- Wynagrodzić? - uśmiechnęłam się pobłażliwie - Jak ktoś taki mógłby mi coś wynagrodzić? W sensie, widzisz, mam wszystko. - wyjaśniłam, gdy dotarło do mnie, że może to zabrzmieć różnorako.
- Dobra materialne nie są wszystkim, co można komuś podarować. - odparł wspaniałomyślnie, spoglądając na mnie. Popatrzyłam na niego z zaciekawieniem; był swego rodzaju wyjątkowy. Inny, niż większość dziwacznych rycerzyków czy innych takich, których dotąd spotkałam.
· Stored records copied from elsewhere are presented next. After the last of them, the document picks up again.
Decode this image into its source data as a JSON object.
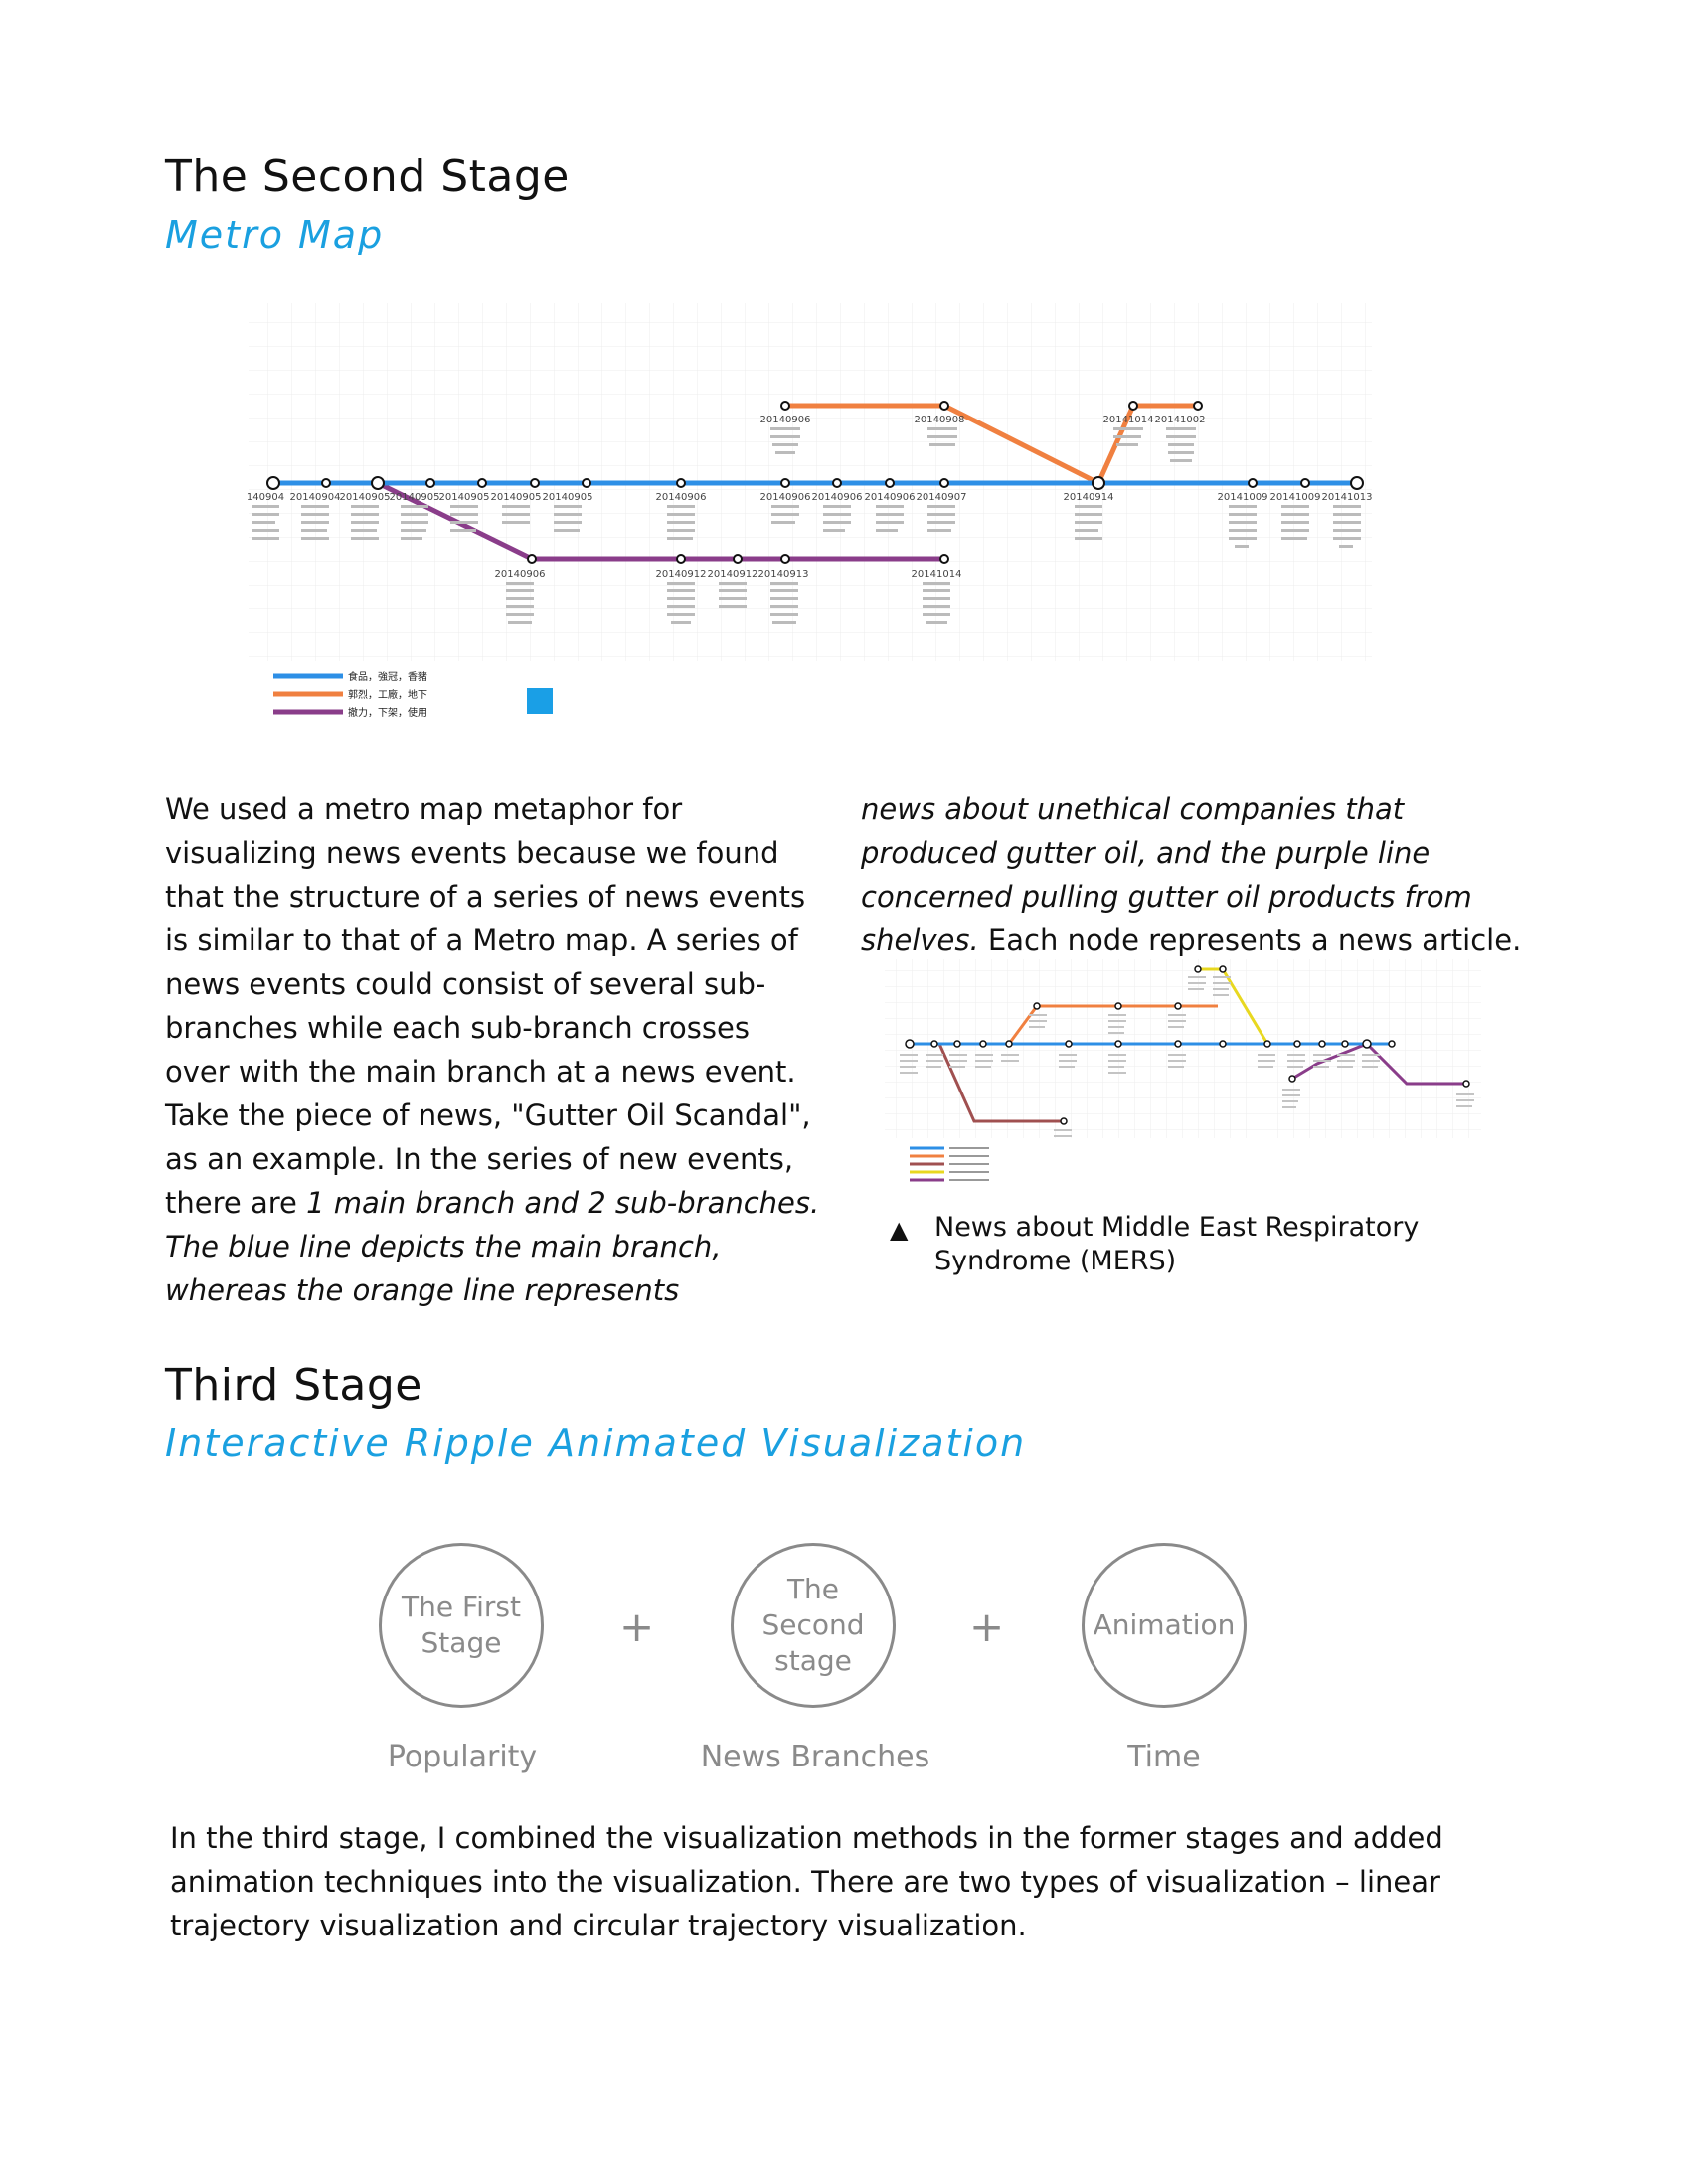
{
  "section2": {
    "title": "The Second Stage",
    "subtitle": "Metro Map"
  },
  "metro_figure": {
    "legend": [
      "食品，強冠，香豬",
      "郭烈，工廠，地下",
      "撤力，下架，使用"
    ],
    "colors": {
      "blue": "#2d8fe6",
      "orange": "#f08040",
      "purple": "#8a3d8a"
    },
    "top_labels": [
      "20140906",
      "20140908",
      "20141014",
      "20141002"
    ],
    "main_labels": [
      "140904",
      "20140904",
      "20140905",
      "20140905",
      "20140905",
      "20140905",
      "20140905",
      "20140906",
      "20140906",
      "20140906",
      "20140906",
      "20140907",
      "20140914",
      "20141009",
      "20141009",
      "20141013"
    ],
    "bottom_labels": [
      "20140906",
      "20140912",
      "20140912",
      "20140913",
      "20141014"
    ]
  },
  "body_left": {
    "p1": "We used a metro map metaphor for visualizing news events because we found that the structure of a series of news events is similar to that of a Metro map. A series of news events could consist of several sub-branches while each sub-branch crosses over with the main branch at a news event. Take the piece of news, \"Gutter Oil Scandal\", as an example. In the series of new events, there are ",
    "p1_italic": "1 main branch and 2 sub-branches. The blue line depicts the main branch, whereas the orange line represents"
  },
  "body_right": {
    "italic": "news about unethical companies that produced gutter oil, and the purple line concerned pulling gutter oil products from shelves.",
    "normal": " Each node represents a news article."
  },
  "mers_figure": {
    "caption_marker": "▲",
    "caption": "News about Middle East Respiratory Syndrome (MERS)",
    "colors": {
      "blue": "#2d8fe6",
      "orange": "#f08040",
      "yellow": "#e8d820",
      "brown": "#a05050",
      "purple": "#8a3d8a"
    }
  },
  "section3": {
    "title": "Third Stage",
    "subtitle": "Interactive Ripple Animated Visualization"
  },
  "diagram": {
    "circles": [
      "The First Stage",
      "The Second stage",
      "Animation"
    ],
    "plus": "+",
    "labels": [
      "Popularity",
      "News Branches",
      "Time"
    ]
  },
  "body_bottom": "In the third stage, I combined the visualization methods in the former stages and added animation techniques into the visualization. There are two types of visualization – linear trajectory visualization and circular trajectory visualization."
}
Nie wiem, co takiego szczególnego go wyróżniało, po prostu coś, czego nazwać nie mogłam.
- W takim wypadku, drogi towarzyszu, przemyślę to jeszcze. - odrzekłam z elokwencją godną damy. Skinęłam prawie niewidocznie głową, nie spuszczając z niego wzroku.
- Cóż księżniczka robi o tej porze zupełnie sama, w lesie? - zapytał, uśmiechając się czarująco.
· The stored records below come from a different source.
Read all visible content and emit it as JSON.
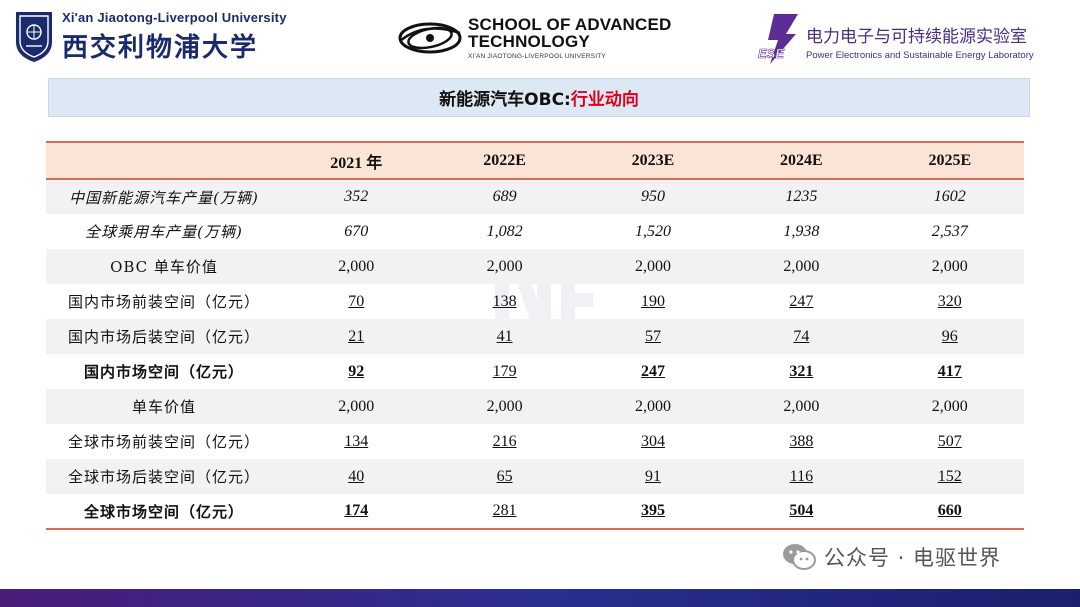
{
  "header": {
    "xjtlu_en": "Xi'an Jiaotong-Liverpool University",
    "xjtlu_cn": "西交利物浦大学",
    "sat_line1": "SCHOOL OF ADVANCED",
    "sat_line2": "TECHNOLOGY",
    "sat_line3": "XI'AN JIAOTONG-LIVERPOOL UNIVERSITY",
    "ese_logo_text": "ESE",
    "ese_cn": "电力电子与可持续能源实验室",
    "ese_en": "Power Electronics and Sustainable Energy Laboratory"
  },
  "title": {
    "main": "新能源汽车OBC:",
    "highlight": "行业动向"
  },
  "table": {
    "columns": [
      "2021 年",
      "2022E",
      "2023E",
      "2024E",
      "2025E"
    ],
    "rows": [
      {
        "label": "中国新能源汽车产量(万辆)",
        "values": [
          "352",
          "689",
          "950",
          "1235",
          "1602"
        ]
      },
      {
        "label": "全球乘用车产量(万辆)",
        "values": [
          "670",
          "1,082",
          "1,520",
          "1,938",
          "2,537"
        ]
      },
      {
        "label": "OBC 单车价值",
        "values": [
          "2,000",
          "2,000",
          "2,000",
          "2,000",
          "2,000"
        ]
      },
      {
        "label": "国内市场前装空间（亿元）",
        "values": [
          "70",
          "138",
          "190",
          "247",
          "320"
        ]
      },
      {
        "label": "国内市场后装空间（亿元）",
        "values": [
          "21",
          "41",
          "57",
          "74",
          "96"
        ]
      },
      {
        "label": "国内市场空间（亿元）",
        "values": [
          "92",
          "179",
          "247",
          "321",
          "417"
        ]
      },
      {
        "label": "单车价值",
        "values": [
          "2,000",
          "2,000",
          "2,000",
          "2,000",
          "2,000"
        ]
      },
      {
        "label": "全球市场前装空间（亿元）",
        "values": [
          "134",
          "216",
          "304",
          "388",
          "507"
        ]
      },
      {
        "label": "全球市场后装空间（亿元）",
        "values": [
          "40",
          "65",
          "91",
          "116",
          "152"
        ]
      },
      {
        "label": "全球市场空间（亿元）",
        "values": [
          "174",
          "281",
          "395",
          "504",
          "660"
        ]
      }
    ]
  },
  "footer": {
    "wechat_text": "公众号 · 电驱世界"
  },
  "colors": {
    "title_highlight": "#e0001a",
    "header_row_bg": "#fbe4d6",
    "rule_color": "#d86b5a",
    "bottom_bar": "#2a2f8f"
  }
}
- Czemuż miałabym dzielić się takowymi informacjami z osobą, o której nie mam bladego pojęcia? - odpowiedziałam pytaniem na pytanie, przechylając lekko głowę - Swoją drogą, na mnie już chyba czas. Śmiem przyznać, że o wiele bardziej komfortowo poczuję się w zamku, aniżeli tutaj, na tym chłodzie.
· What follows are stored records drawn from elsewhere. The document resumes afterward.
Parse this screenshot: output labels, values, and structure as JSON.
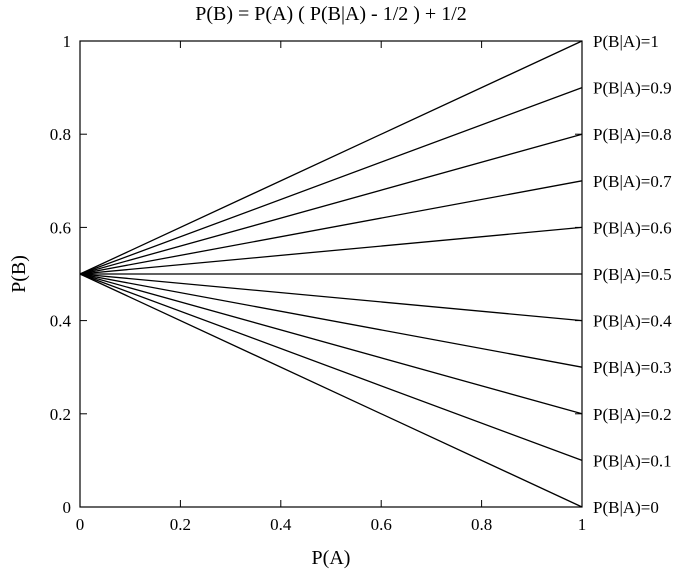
{
  "chart_data": {
    "type": "line",
    "title": "P(B) = P(A) ( P(B|A) - 1/2 ) + 1/2",
    "xlabel": "P(A)",
    "ylabel": "P(B)",
    "xlim": [
      0,
      1
    ],
    "ylim": [
      0,
      1
    ],
    "x_ticks": [
      0,
      0.2,
      0.4,
      0.6,
      0.8,
      1
    ],
    "x_tick_labels": [
      "0",
      "0.2",
      "0.4",
      "0.6",
      "0.8",
      "1"
    ],
    "y_ticks": [
      0,
      0.2,
      0.4,
      0.6,
      0.8,
      1
    ],
    "y_tick_labels": [
      "0",
      "0.2",
      "0.4",
      "0.6",
      "0.8",
      "1"
    ],
    "grid": false,
    "legend": "none (series labeled at right end of each line)",
    "line_color": "#000000",
    "series": [
      {
        "name": "P(B|A)=1",
        "x": [
          0,
          1
        ],
        "values": [
          0.5,
          1.0
        ]
      },
      {
        "name": "P(B|A)=0.9",
        "x": [
          0,
          1
        ],
        "values": [
          0.5,
          0.9
        ]
      },
      {
        "name": "P(B|A)=0.8",
        "x": [
          0,
          1
        ],
        "values": [
          0.5,
          0.8
        ]
      },
      {
        "name": "P(B|A)=0.7",
        "x": [
          0,
          1
        ],
        "values": [
          0.5,
          0.7
        ]
      },
      {
        "name": "P(B|A)=0.6",
        "x": [
          0,
          1
        ],
        "values": [
          0.5,
          0.6
        ]
      },
      {
        "name": "P(B|A)=0.5",
        "x": [
          0,
          1
        ],
        "values": [
          0.5,
          0.5
        ]
      },
      {
        "name": "P(B|A)=0.4",
        "x": [
          0,
          1
        ],
        "values": [
          0.5,
          0.4
        ]
      },
      {
        "name": "P(B|A)=0.3",
        "x": [
          0,
          1
        ],
        "values": [
          0.5,
          0.3
        ]
      },
      {
        "name": "P(B|A)=0.2",
        "x": [
          0,
          1
        ],
        "values": [
          0.5,
          0.2
        ]
      },
      {
        "name": "P(B|A)=0.1",
        "x": [
          0,
          1
        ],
        "values": [
          0.5,
          0.1
        ]
      },
      {
        "name": "P(B|A)=0",
        "x": [
          0,
          1
        ],
        "values": [
          0.5,
          0.0
        ]
      }
    ]
  }
}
- Co więc miłościwa dama powie na podwózkę pod same bramy Królewskiej Przystani? - zaoferował, klepiąc swego rosłego konia po szyi.
- Skąd miłościwa dama może wiedzieć, czy czasem czarujący Jim jej nie porwie? - odrzekłam, patrząc na jego wierzchowca, który przestępował niecierpliwie z nogi na nogę.
- Dlaczego miałbym? - odparł, dziwnie długo pozostając niewzruszony na me próby wywinięcia się spod jego towarzystwa.
- Dobra. - skinęłam głową, po czym, z jego asystą, wsiadłam na konia - Ale siedzę za tobą i jeśli tylko skręcisz z drogi prowadzącej do Przystani, wbiję ci nóż w plecy.
- Robi się niebezpiecznie! - powiedział ironicznie, lecz zaraz przywrócił się do ładu - Przepraszam, lady.
Również wsiadł na konia i ruszył kłusem leśną ścieżką - w tę samą stronę, z której przyjechał. Droga była całkiem długa i sama byłam pod podziwem, że tyle przeszłam, a czas zleciał mi tak szybko. Wkrótce jednak dotarliśmy w pobliże grodu, gdzie zsiadłam z konia. Przypomniałam sobie o jednej sakiewce, którą zawsze podczas nocnych wypadów miałam przy sobie, tak na wszelki wypadek. Było w niej dość dużo złota, ale czym to jest wobec skarbca mego ojca? Wyjęłam sakwę spod futra i rzuciłam w stronę Jima, który od razu ją złapał.
- Trzymaj, kobieciarzu. - mężczyznę chyba zadowolił brzdęk monet i nie jestem pewna, ale chyba zastanawiał się, czy ją przyjąć; z jednej strony był to niezły podarek, z drugiej jednak strony wyszedłby, jak mniemam, na nieco chciwego - Groźby ci daruję, więc potraktuj to za zapłatę za przejazd. - mrugnęłam do niego i obróciłam się na pięcie, by powrócić do swej komnaty, jak gdyby nigdy nic.